Of all the social situations an introvert faces, surely one of the most daunting of all is dating. This is an issue I am addressing from first-hand experience. As a single male I often found myself being dragged into noisy bars by friends, most of whom relished the atmosphere of flowing alcohol, potential dates dressed up to the nines, and conversations being roared over incredibly loud music, like the soundtrack to my worst nightmare.
I found this setting so intimidating and stressful, the thought of going through the process of attempting to get to know someone seemed beyond me. It always takes a considerable resolution on my part to pluck up the courage to start making a connection in normal surroundings. But the thought of doing so in a public place, where I would eventually get a sore throat from too much small talk? No sir.
I got to the stage where I tried relying on Dutch courage, over-indulging in drinks in order to numb the blow of entering these garish singles bars. This gave a modicum of confidence, but it was only ever short-term. A friend suggested I try widening my friendship circle and joining some social clubs. It was while I was trawling the Internet for suggestions that I stumbled upon a dating site.
In no time at all, I found I’d spent the best part of an hour looking into these matchmaking platforms.
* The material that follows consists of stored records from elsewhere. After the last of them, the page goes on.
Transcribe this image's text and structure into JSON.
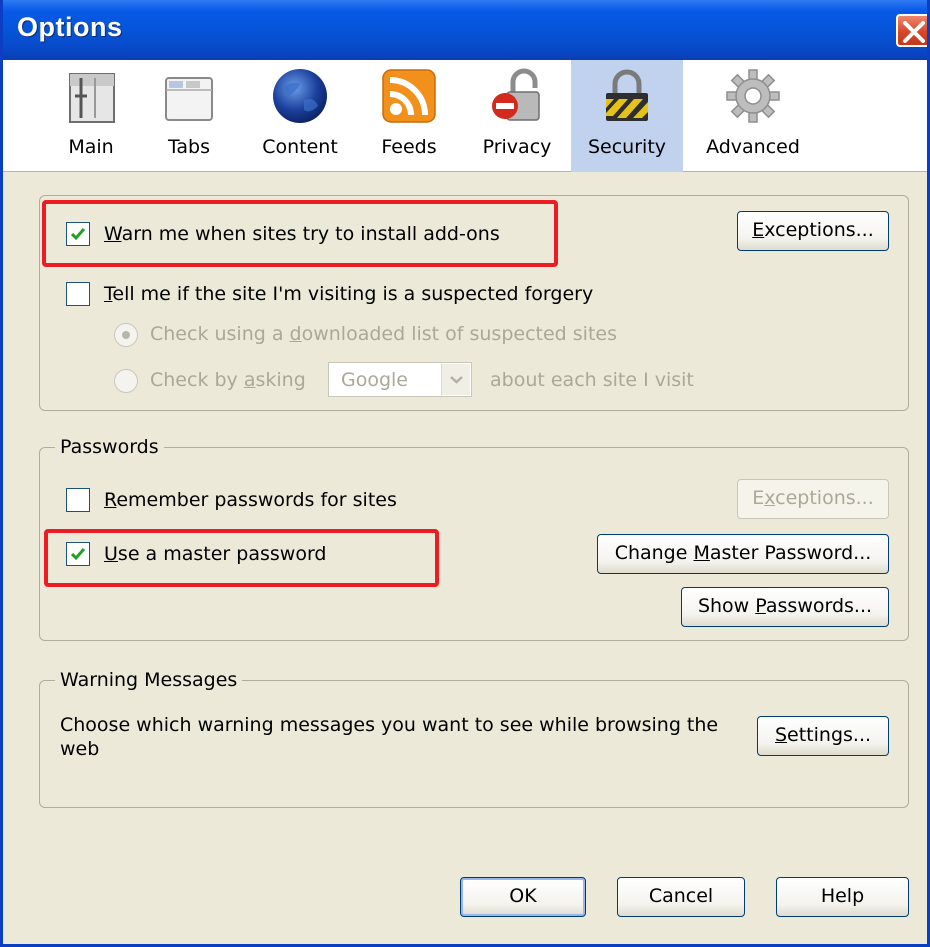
{
  "window": {
    "title": "Options"
  },
  "toolbar": {
    "items": [
      {
        "label": "Main",
        "icon": "main-window-icon"
      },
      {
        "label": "Tabs",
        "icon": "tabs-icon"
      },
      {
        "label": "Content",
        "icon": "globe-icon"
      },
      {
        "label": "Feeds",
        "icon": "rss-feed-icon"
      },
      {
        "label": "Privacy",
        "icon": "privacy-lock-icon"
      },
      {
        "label": "Security",
        "icon": "padlock-icon",
        "selected": true
      },
      {
        "label": "Advanced",
        "icon": "gear-icon"
      }
    ]
  },
  "security": {
    "warn_addons_pre": "",
    "warn_addons_access": "W",
    "warn_addons_rest": "arn me when sites try to install add-ons",
    "warn_addons_checked": true,
    "exceptions_pre": "",
    "exceptions_access": "E",
    "exceptions_rest": "xceptions...",
    "forgery_access": "T",
    "forgery_rest": "ell me if the site I'm visiting is a suspected forgery",
    "forgery_checked": false,
    "check_list_pre": "Check using a ",
    "check_list_access": "d",
    "check_list_rest": "ownloaded list of suspected sites",
    "check_ask_pre": "Check by ",
    "check_ask_access": "a",
    "check_ask_rest": "sking",
    "provider_value": "Google",
    "check_ask_suffix": "about each site I visit"
  },
  "passwords": {
    "caption": "Passwords",
    "remember_access": "R",
    "remember_rest": "emember passwords for sites",
    "remember_checked": false,
    "exceptions_pre": "E",
    "exceptions_access": "x",
    "exceptions_rest": "ceptions...",
    "master_access": "U",
    "master_rest": "se a master password",
    "master_checked": true,
    "change_pre": "Change ",
    "change_access": "M",
    "change_rest": "aster Password...",
    "show_pre": "Show ",
    "show_access": "P",
    "show_rest": "asswords..."
  },
  "warnings": {
    "caption": "Warning Messages",
    "description_line1": "Choose which warning messages you want to see while browsing the",
    "description_line2": "web",
    "settings_access": "S",
    "settings_rest": "ettings..."
  },
  "footer": {
    "ok_label": "OK",
    "cancel_label": "Cancel",
    "help_label": "Help"
  },
  "colors": {
    "title_bar": "#0654d8",
    "dialog_bg": "#ece9d8",
    "selected_tab": "#c1d2ee",
    "highlight_box": "#ec1c24",
    "check_mark": "#21a121"
  }
}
I had heard of online dating before but had kind of dismissed it; after all, according to most of my buddies, using the Internet to find partners was only for losers who couldn’t get hooked up any other way. But the more research I did, the more intrigued I became.
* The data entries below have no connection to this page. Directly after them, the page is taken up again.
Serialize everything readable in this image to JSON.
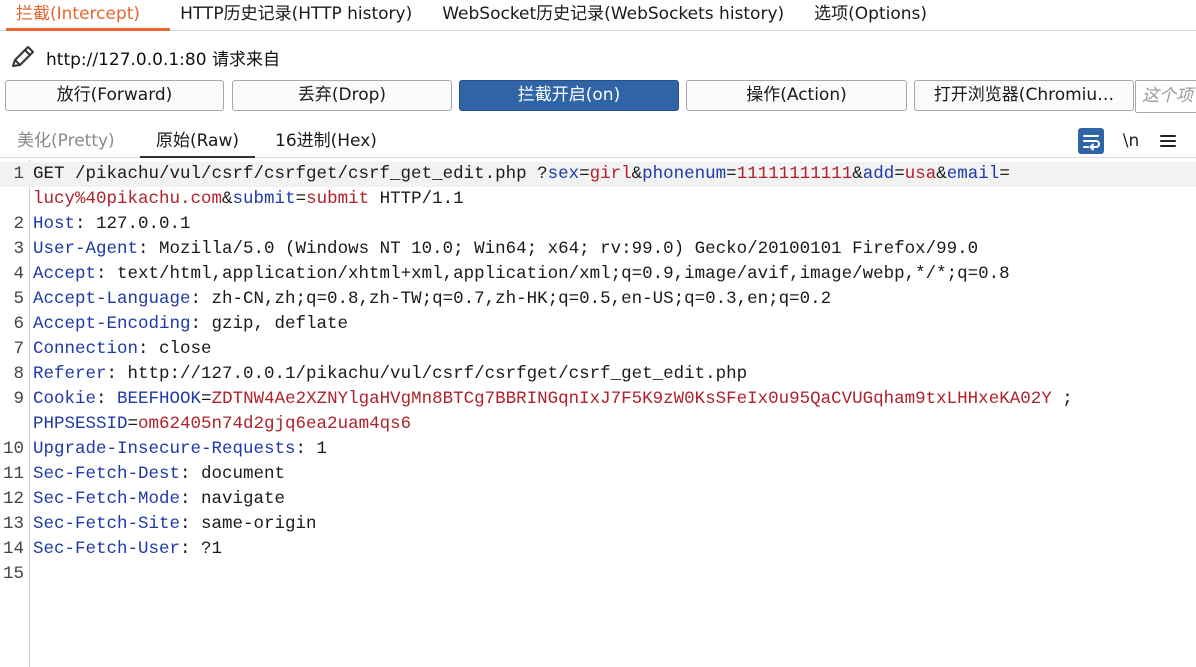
{
  "top_tabs": [
    "拦截(Intercept)",
    "HTTP历史记录(HTTP history)",
    "WebSocket历史记录(WebSockets history)",
    "选项(Options)"
  ],
  "url_label": "http://127.0.0.1:80 请求来自",
  "buttons": {
    "forward": "放行(Forward)",
    "drop": "丢弃(Drop)",
    "intercept": "拦截开启(on)",
    "action": "操作(Action)",
    "browser": "打开浏览器(Chromiu…"
  },
  "search_placeholder": "这个项",
  "view_tabs": [
    "美化(Pretty)",
    "原始(Raw)",
    "16进制(Hex)"
  ],
  "toolbar_newline": "\\n",
  "lines": [
    {
      "n": "1",
      "segs": [
        [
          "t",
          "GET /pikachu/vul/csrf/csrfget/csrf_get_edit.php ?"
        ],
        [
          "k",
          "sex"
        ],
        [
          "t",
          "="
        ],
        [
          "v",
          "girl"
        ],
        [
          "t",
          "&"
        ],
        [
          "k",
          "phonenum"
        ],
        [
          "t",
          "="
        ],
        [
          "v",
          "11111111111"
        ],
        [
          "t",
          "&"
        ],
        [
          "k",
          "add"
        ],
        [
          "t",
          "="
        ],
        [
          "v",
          "usa"
        ],
        [
          "t",
          "&"
        ],
        [
          "k",
          "email"
        ],
        [
          "t",
          "="
        ]
      ]
    },
    {
      "n": "",
      "segs": [
        [
          "v",
          "lucy%40pikachu.com"
        ],
        [
          "t",
          "&"
        ],
        [
          "k",
          "submit"
        ],
        [
          "t",
          "="
        ],
        [
          "v",
          "submit"
        ],
        [
          "t",
          " HTTP/1.1"
        ]
      ]
    },
    {
      "n": "2",
      "segs": [
        [
          "k",
          "Host"
        ],
        [
          "t",
          ": 127.0.0.1"
        ]
      ]
    },
    {
      "n": "3",
      "segs": [
        [
          "k",
          "User-Agent"
        ],
        [
          "t",
          ": Mozilla/5.0 (Windows NT 10.0; Win64; x64; rv:99.0) Gecko/20100101 Firefox/99.0"
        ]
      ]
    },
    {
      "n": "4",
      "segs": [
        [
          "k",
          "Accept"
        ],
        [
          "t",
          ": text/html,application/xhtml+xml,application/xml;q=0.9,image/avif,image/webp,*/*;q=0.8"
        ]
      ]
    },
    {
      "n": "5",
      "segs": [
        [
          "k",
          "Accept-Language"
        ],
        [
          "t",
          ": zh-CN,zh;q=0.8,zh-TW;q=0.7,zh-HK;q=0.5,en-US;q=0.3,en;q=0.2"
        ]
      ]
    },
    {
      "n": "6",
      "segs": [
        [
          "k",
          "Accept-Encoding"
        ],
        [
          "t",
          ": gzip, deflate"
        ]
      ]
    },
    {
      "n": "7",
      "segs": [
        [
          "k",
          "Connection"
        ],
        [
          "t",
          ": close"
        ]
      ]
    },
    {
      "n": "8",
      "segs": [
        [
          "k",
          "Referer"
        ],
        [
          "t",
          ": http://127.0.0.1/pikachu/vul/csrf/csrfget/csrf_get_edit.php"
        ]
      ]
    },
    {
      "n": "9",
      "segs": [
        [
          "k",
          "Cookie"
        ],
        [
          "t",
          ": "
        ],
        [
          "k",
          "BEEFHOOK"
        ],
        [
          "t",
          "="
        ],
        [
          "v",
          "ZDTNW4Ae2XZNYlgaHVgMn8BTCg7BBRINGqnIxJ7F5K9zW0KsSFeIx0u95QaCVUGqham9txLHHxeKA02Y"
        ],
        [
          "t",
          " ;"
        ]
      ]
    },
    {
      "n": "",
      "segs": [
        [
          "k",
          "PHPSESSID"
        ],
        [
          "t",
          "="
        ],
        [
          "v",
          "om62405n74d2gjq6ea2uam4qs6"
        ]
      ]
    },
    {
      "n": "10",
      "segs": [
        [
          "k",
          "Upgrade-Insecure-Requests"
        ],
        [
          "t",
          ": 1"
        ]
      ]
    },
    {
      "n": "11",
      "segs": [
        [
          "k",
          "Sec-Fetch-Dest"
        ],
        [
          "t",
          ": document"
        ]
      ]
    },
    {
      "n": "12",
      "segs": [
        [
          "k",
          "Sec-Fetch-Mode"
        ],
        [
          "t",
          ": navigate"
        ]
      ]
    },
    {
      "n": "13",
      "segs": [
        [
          "k",
          "Sec-Fetch-Site"
        ],
        [
          "t",
          ": same-origin"
        ]
      ]
    },
    {
      "n": "14",
      "segs": [
        [
          "k",
          "Sec-Fetch-User"
        ],
        [
          "t",
          ": ?1"
        ]
      ]
    },
    {
      "n": "15",
      "segs": []
    }
  ]
}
Some sites were aimed at those looking for no-strings-attached encounters. Others were geared up to getting users coupled-up for that trip down the aisle. Some were aimed at the LGBT community, while there were also websites for army veterans, or the over 60s.
I eventually weighed up the descriptions and came up with what I considered would be the best online dating site for what I was looking for, one that would put me in the driving seat when it came to specifying the attributes for a prospective partner.
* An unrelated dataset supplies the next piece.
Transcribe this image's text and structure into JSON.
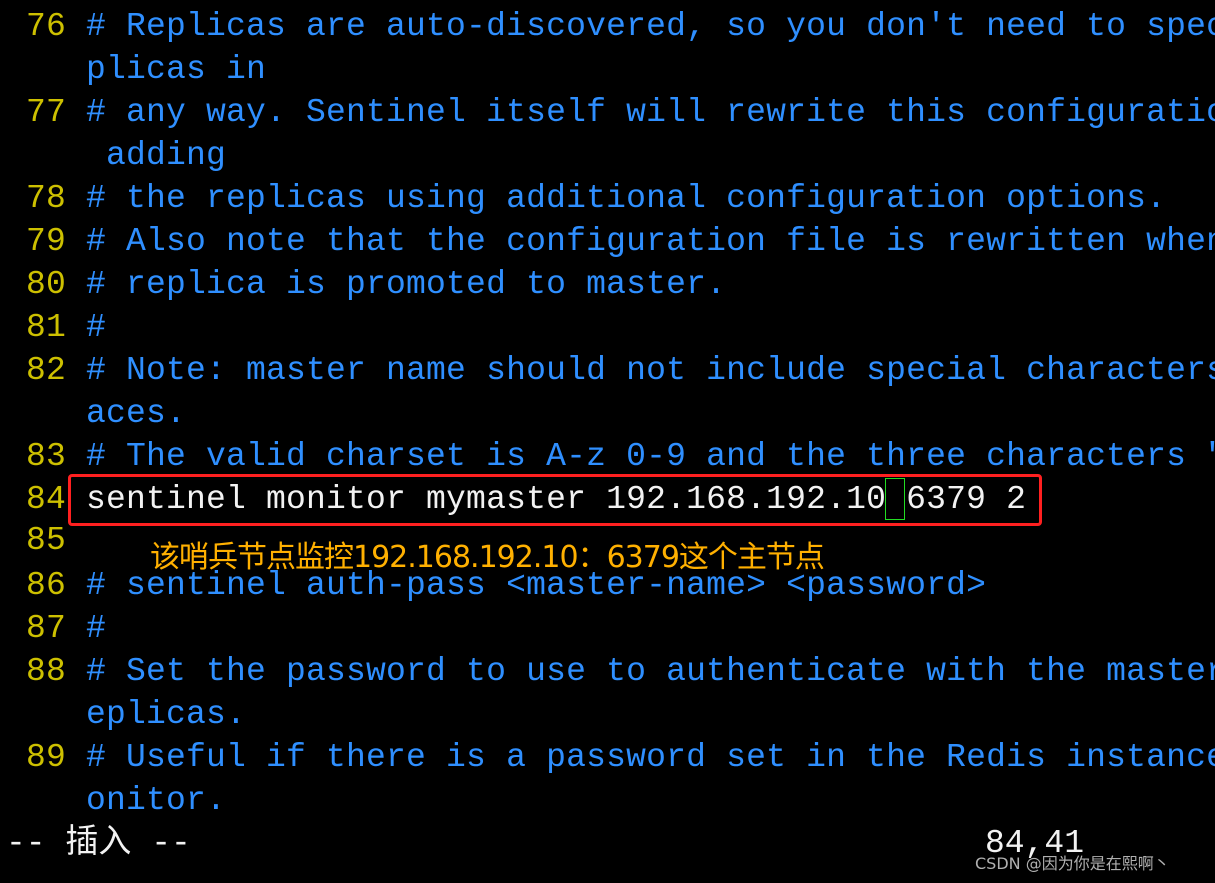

So, taking a deep breath, I signed-up. The first thing that struck me was how relaxed the whole process was. I was simply presented with a form where I gave basic details, before being directed to a page where I could begin building my profile. As I started composing this, I was struck by the sheer convenience of all of this.
Instead of sitting in the corner of a noisy club chatting to someone I knew nothing about, matching their inane chat, here I was with all the time in the world to write a neat bio.
I kept it succinct, focusing on my passions and interests, motivations and aspirations. Although the algorithms built into the website guaranteed compatibility, I took the time to stress I saw myself as an introvert. Finally, I uploaded one of the more flattering pictures of myself I found in my phone’s gallery.
The following morning I absently opened my page. I’d been flooded with messages! I then spent a sublime hour drinking coffee, nibbling on a croissant or two, and sifting through the messages from so many delightful women. The only drawback is how spoilt for choice I was. But as far as drawbacks go, this isn’t such a bad one for an introvert to have.